When the UK Business Secretary Jonathan Reynolds recently dismissed wealth taxes as “daft” and “populist,” he echoed a long-standing orthodoxy among British policymakers: that taxing capital is either unworkable or economically self-defeating. It is a politically convenient view—but one that risks intellectual complacency at a time of mounting fiscal pressures.
Reynolds is right that there is no perfect model of wealth taxation operating anywhere in the world. The historical record is, at best, mixed. France’s impôt sur la fortune drove capital abroad. Other experiments—Germany’s now-defunct net wealth tax, or Spain’s problematic implementation—exposed persistent flaws: valuation difficulties, evasion risks, and administrative burdens.
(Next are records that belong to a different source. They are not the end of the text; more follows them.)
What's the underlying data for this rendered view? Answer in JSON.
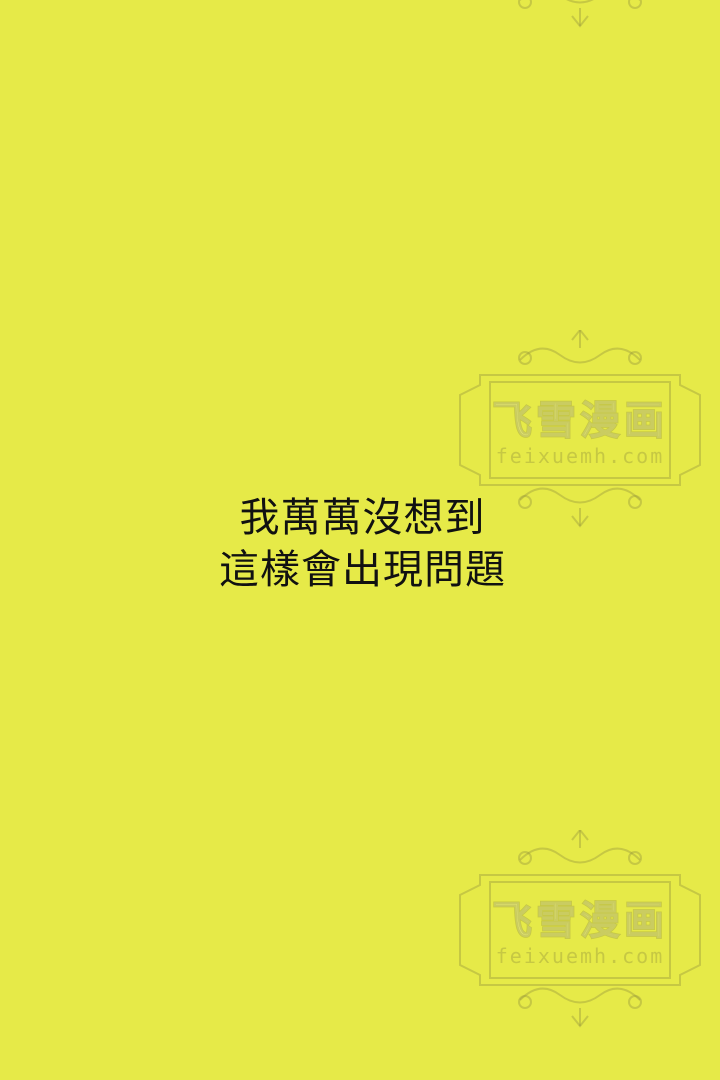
{
  "colors": {
    "background": "#E6EA48",
    "text": "#111111",
    "watermark": "#B4B460"
  },
  "caption": {
    "lines": [
      "我萬萬沒想到",
      "這樣會出現問題"
    ]
  },
  "watermark": {
    "title": "飞雪漫画",
    "site": "feixuemh.com"
  }
}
These are not trivial concerns.
Yet the assertion that no functioning wealth tax exists does not absolve governments from asking a more difficult question: what role should accumulated capital play in funding modern states when income and consumption are no longer enough? Rejecting wealth taxation outright avoids rather than resolves this debate.
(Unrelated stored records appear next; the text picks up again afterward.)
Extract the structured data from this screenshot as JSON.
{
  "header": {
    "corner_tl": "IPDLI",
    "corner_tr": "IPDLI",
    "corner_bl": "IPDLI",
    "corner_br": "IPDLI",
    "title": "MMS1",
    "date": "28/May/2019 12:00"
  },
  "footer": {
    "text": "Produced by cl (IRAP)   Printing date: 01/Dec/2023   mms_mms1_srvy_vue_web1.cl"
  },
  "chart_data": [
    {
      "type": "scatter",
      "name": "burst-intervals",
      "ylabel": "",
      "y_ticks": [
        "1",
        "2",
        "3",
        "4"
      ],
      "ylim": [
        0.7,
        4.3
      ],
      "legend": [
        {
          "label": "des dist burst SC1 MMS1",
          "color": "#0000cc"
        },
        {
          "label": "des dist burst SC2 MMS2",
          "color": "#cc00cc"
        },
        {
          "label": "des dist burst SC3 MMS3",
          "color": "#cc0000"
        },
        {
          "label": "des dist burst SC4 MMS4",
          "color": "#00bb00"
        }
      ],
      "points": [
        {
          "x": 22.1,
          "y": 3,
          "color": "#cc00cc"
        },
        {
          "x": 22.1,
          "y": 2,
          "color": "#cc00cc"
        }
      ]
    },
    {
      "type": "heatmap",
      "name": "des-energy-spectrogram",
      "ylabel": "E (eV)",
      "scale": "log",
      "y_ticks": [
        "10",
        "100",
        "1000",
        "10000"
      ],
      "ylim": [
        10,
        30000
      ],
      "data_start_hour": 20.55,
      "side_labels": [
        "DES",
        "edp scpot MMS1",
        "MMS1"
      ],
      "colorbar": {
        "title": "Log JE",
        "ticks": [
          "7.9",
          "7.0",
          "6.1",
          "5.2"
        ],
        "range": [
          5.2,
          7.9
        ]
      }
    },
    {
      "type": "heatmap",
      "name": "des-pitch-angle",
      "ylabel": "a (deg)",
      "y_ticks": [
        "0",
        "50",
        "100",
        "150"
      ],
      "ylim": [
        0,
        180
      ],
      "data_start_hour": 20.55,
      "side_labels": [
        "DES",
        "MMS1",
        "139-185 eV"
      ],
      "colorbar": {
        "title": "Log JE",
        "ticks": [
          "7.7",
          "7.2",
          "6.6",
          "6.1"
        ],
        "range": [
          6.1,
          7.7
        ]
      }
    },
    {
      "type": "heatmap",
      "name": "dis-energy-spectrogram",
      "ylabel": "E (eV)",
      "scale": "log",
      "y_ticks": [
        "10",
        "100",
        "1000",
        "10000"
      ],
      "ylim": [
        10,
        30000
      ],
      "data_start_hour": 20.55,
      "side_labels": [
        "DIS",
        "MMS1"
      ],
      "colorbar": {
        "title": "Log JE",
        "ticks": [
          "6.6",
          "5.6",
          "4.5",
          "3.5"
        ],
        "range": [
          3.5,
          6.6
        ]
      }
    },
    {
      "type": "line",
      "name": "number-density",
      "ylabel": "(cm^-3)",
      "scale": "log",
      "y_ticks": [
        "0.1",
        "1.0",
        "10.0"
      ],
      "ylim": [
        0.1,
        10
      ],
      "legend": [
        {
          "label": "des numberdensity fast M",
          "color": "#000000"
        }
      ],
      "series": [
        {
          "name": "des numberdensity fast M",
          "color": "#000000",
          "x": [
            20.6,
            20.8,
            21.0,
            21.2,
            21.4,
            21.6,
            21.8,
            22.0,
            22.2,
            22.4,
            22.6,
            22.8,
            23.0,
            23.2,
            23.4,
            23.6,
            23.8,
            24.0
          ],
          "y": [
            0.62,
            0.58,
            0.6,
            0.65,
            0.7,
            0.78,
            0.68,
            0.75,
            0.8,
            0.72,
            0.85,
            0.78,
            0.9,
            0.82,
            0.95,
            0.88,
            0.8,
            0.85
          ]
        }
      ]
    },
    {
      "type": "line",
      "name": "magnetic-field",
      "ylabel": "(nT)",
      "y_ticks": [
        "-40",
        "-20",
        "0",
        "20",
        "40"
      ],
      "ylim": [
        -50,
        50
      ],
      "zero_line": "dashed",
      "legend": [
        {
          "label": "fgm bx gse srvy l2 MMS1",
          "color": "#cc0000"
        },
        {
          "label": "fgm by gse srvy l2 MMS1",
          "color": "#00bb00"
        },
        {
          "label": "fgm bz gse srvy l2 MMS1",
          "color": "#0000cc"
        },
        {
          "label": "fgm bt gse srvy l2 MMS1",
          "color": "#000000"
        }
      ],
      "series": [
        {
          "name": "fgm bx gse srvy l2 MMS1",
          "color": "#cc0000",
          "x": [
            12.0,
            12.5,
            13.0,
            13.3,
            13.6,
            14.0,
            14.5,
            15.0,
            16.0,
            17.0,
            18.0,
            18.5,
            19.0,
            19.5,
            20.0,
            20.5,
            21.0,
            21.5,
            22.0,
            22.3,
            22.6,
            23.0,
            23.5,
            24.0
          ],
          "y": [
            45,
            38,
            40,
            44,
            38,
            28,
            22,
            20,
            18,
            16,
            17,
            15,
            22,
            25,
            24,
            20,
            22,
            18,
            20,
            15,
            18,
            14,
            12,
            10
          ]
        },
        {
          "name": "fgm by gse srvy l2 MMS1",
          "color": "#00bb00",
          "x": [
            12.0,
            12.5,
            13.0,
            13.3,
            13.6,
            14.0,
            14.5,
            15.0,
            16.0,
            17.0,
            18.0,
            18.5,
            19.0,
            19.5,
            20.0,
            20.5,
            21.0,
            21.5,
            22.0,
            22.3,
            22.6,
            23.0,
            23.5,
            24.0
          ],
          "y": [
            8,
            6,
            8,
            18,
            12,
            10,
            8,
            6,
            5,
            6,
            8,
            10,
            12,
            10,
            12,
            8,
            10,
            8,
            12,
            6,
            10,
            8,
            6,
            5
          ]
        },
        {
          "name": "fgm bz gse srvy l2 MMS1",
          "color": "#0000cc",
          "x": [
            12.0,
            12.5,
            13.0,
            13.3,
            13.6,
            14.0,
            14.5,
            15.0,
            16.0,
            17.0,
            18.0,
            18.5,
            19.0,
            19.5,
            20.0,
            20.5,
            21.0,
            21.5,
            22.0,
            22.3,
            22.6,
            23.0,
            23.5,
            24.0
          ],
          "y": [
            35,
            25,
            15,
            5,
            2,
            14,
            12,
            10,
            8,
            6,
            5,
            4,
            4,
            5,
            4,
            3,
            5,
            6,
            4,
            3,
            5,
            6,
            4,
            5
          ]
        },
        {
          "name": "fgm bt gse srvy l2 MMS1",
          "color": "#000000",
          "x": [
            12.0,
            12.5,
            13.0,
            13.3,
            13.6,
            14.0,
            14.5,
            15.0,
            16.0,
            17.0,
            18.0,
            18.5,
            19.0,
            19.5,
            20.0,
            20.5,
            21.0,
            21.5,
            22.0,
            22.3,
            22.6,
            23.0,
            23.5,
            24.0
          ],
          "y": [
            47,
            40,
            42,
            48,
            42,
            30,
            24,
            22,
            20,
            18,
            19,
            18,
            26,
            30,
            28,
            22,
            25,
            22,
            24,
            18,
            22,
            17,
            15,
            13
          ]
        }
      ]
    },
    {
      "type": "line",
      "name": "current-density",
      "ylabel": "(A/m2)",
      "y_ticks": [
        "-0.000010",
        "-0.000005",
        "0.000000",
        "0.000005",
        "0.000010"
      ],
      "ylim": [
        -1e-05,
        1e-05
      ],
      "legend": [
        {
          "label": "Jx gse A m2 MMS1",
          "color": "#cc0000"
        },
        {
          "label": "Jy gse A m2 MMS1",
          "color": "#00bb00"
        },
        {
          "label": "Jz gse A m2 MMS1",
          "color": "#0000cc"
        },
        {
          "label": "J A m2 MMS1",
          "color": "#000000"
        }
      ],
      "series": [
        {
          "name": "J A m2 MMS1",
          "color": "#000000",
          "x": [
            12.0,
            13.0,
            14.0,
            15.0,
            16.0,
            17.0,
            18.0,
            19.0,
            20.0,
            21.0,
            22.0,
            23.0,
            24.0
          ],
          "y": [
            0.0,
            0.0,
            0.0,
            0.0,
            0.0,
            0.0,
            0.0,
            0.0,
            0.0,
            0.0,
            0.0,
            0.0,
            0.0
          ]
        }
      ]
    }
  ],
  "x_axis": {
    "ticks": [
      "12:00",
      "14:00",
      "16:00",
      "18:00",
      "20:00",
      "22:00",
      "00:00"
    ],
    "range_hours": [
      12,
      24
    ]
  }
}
The UK’s tax base is heavily reliant on labour income, consumption, and housing. Meanwhile, financial and business wealth—often under-taxed or shielded by reliefs—continues to accumulate at the top. The result is a system that strains under ageing demographics and long-term spending commitments, while telling voters there is no alternative to higher income tax or austerity.
The argument that taxing wealth is “impractical” also rings hollow when set against the complexity already accepted in corporate taxation, financial regulation, or international compliance regimes. What truly distinguishes wealth tax from other policy challenges is not technical difficulty but political aversion.
This is not to say that a traditional wealth tax is the answer. Many of its design flaws remain unresolved. But nor is the status quo sustainable. If not a direct wealth tax, then governments will almost certainly turn to indirect asset-based mechanisms: tighter inheritance regimes, expanded property taxes, reform of pension tax reliefs, or levies on unrealised gains. Several of these are already under discussion in OECD circles.
The risk is not that we debate wealth taxation too much, but that we do so too late, in response to a fiscal crisis rather than as part of a credible, long-term tax strategy. The result may well be rushed, distortionary and politically corrosive—ironically, all the things critics claim wealth taxes already are.
There is nothing populist about asking those with the greatest stock of resources to contribute more—especially when those resources have grown faster than wages or GDP. What is impractical is assuming that capital can remain outside the scope of reform while the rest of the tax base continues to bear the full weight of national expenditure.